La Châsse de Saint Calminius* (voir notice catalogue ci-joint) est un reliquaire du XIIIe siècle, chef-d'œuvre de l'orfèvrerie médiévale. Elle provient de l'ancienne abbaye de Tulle et est associée au culte des reliques de Saint Calminius appelé aussi Saint Calmery ou Saint Calminius. Nous savons peu de choses sur ce saint : il s'agirait d'un duc d'Aquitaine du VIIe siècle fondateur de plusieurs abbayes : Mozac (près de Riom), Saint Chaffre près du Puy et Tulle. Il aurait vécu à l'époque mérovingienne, période troublée où le roi Dagobert 1er assure sa suprématie au sud de la Loire. Les restes de Saint Calminius furent d'abord conservés dans un coffre en bois placé derrière l'autel de l'abbaye de Mozac. En 1127, l'abbaye de Mozac est saccagée par les soldats de Louis le Gros et la châsse violée. Une partie des ossements est transférée à Tulle. Un siècle plus tard, on partagea ces ossements en deux pour les déposer dans les deux abbayes fondées par Saint Calminius (Mozac et Tulle). La Châsse du musée Dobrée est celle qui provient du reliquaire de Tulle tandis que l'autre partie des ossements du saint fut placée dans une deuxième châsse qui se trouve aujourd'hui conservée à Mozac et contenant également les ossements de Sainte Namidia, son épouse co-fondatrice de l'abbaye. Du IXe au XIe siècle, la fondation ou la restauration des édifices monastiques ne pouvaient se faire sans la possession des reliques. Ces dernières offraient le prestige nécessaire au pouvoir, mais aussi permettaient un flux important de donations, source d'enrichissement.

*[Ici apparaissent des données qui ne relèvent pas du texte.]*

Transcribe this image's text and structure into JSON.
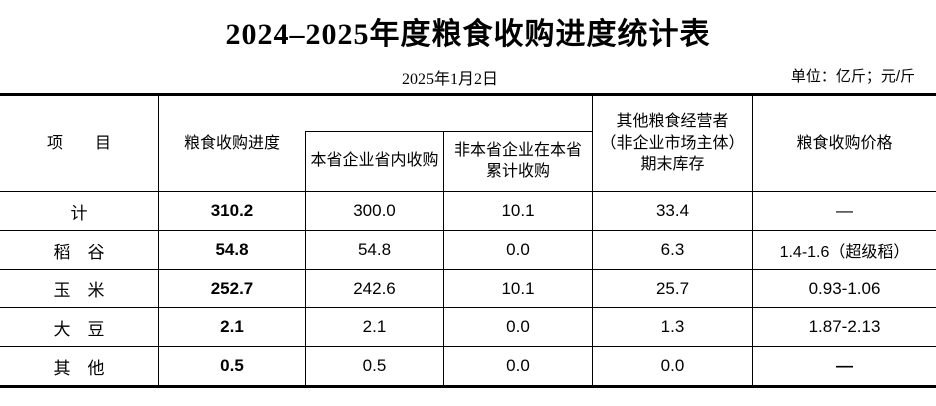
{
  "title": "2024–2025年度粮食收购进度统计表",
  "meta": {
    "date": "2025年1月2日",
    "unit_note": "单位：亿斤；元/斤"
  },
  "table": {
    "header": {
      "item": "项　　目",
      "progress": "粮食收购进度",
      "local": "本省企业省内收购",
      "nonlocal": "非本省企业在本省\n累计收购",
      "stock": "其他粮食经营者\n（非企业市场主体）\n期末库存",
      "price": "粮食收购价格"
    },
    "rows": [
      {
        "item": "计",
        "progress": "310.2",
        "local": "300.0",
        "nonlocal": "10.1",
        "stock": "33.4",
        "price": "—"
      },
      {
        "item": "稻　谷",
        "progress": "54.8",
        "local": "54.8",
        "nonlocal": "0.0",
        "stock": "6.3",
        "price": "1.4-1.6（超级稻）"
      },
      {
        "item": "玉　米",
        "progress": "252.7",
        "local": "242.6",
        "nonlocal": "10.1",
        "stock": "25.7",
        "price": "0.93-1.06"
      },
      {
        "item": "大　豆",
        "progress": "2.1",
        "local": "2.1",
        "nonlocal": "0.0",
        "stock": "1.3",
        "price": "1.87-2.13"
      },
      {
        "item": "其　他",
        "progress": "0.5",
        "local": "0.5",
        "nonlocal": "0.0",
        "stock": "0.0",
        "price": "—"
      }
    ]
  }
}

Le pouvoir en place a donc mené une politique d'acquisition, d'investigation parfois de vol de reliques pour asseoir sa puissance. À partir du XIIe siècle, des voix se sont cependant élevées pour dénoncer ce « fanatisme » et cette dévotion, parfois cette déviance populaire exacerbée à des fins de pouvoir. Guibert de Nogent dénonce ces abus dans son traité De pigneribus sanctorum (sur les reliques des saints) en constatant que l'on vénère à son époque pas moins de trois têtes de Saint Jean Baptiste. Au XIIIe siècle, l'Église est le fondement de l'organisation sociale, politique et économique ; elle guide les consciences, rythme la vie quotidienne, incite à la recherche du salut en donnant des exemples auxquelles les reliques peuvent participer : les saints deviennent des modèles, le culte de la Vierge est réaffirmé comme le montre cette châsse du XIIIe siècle.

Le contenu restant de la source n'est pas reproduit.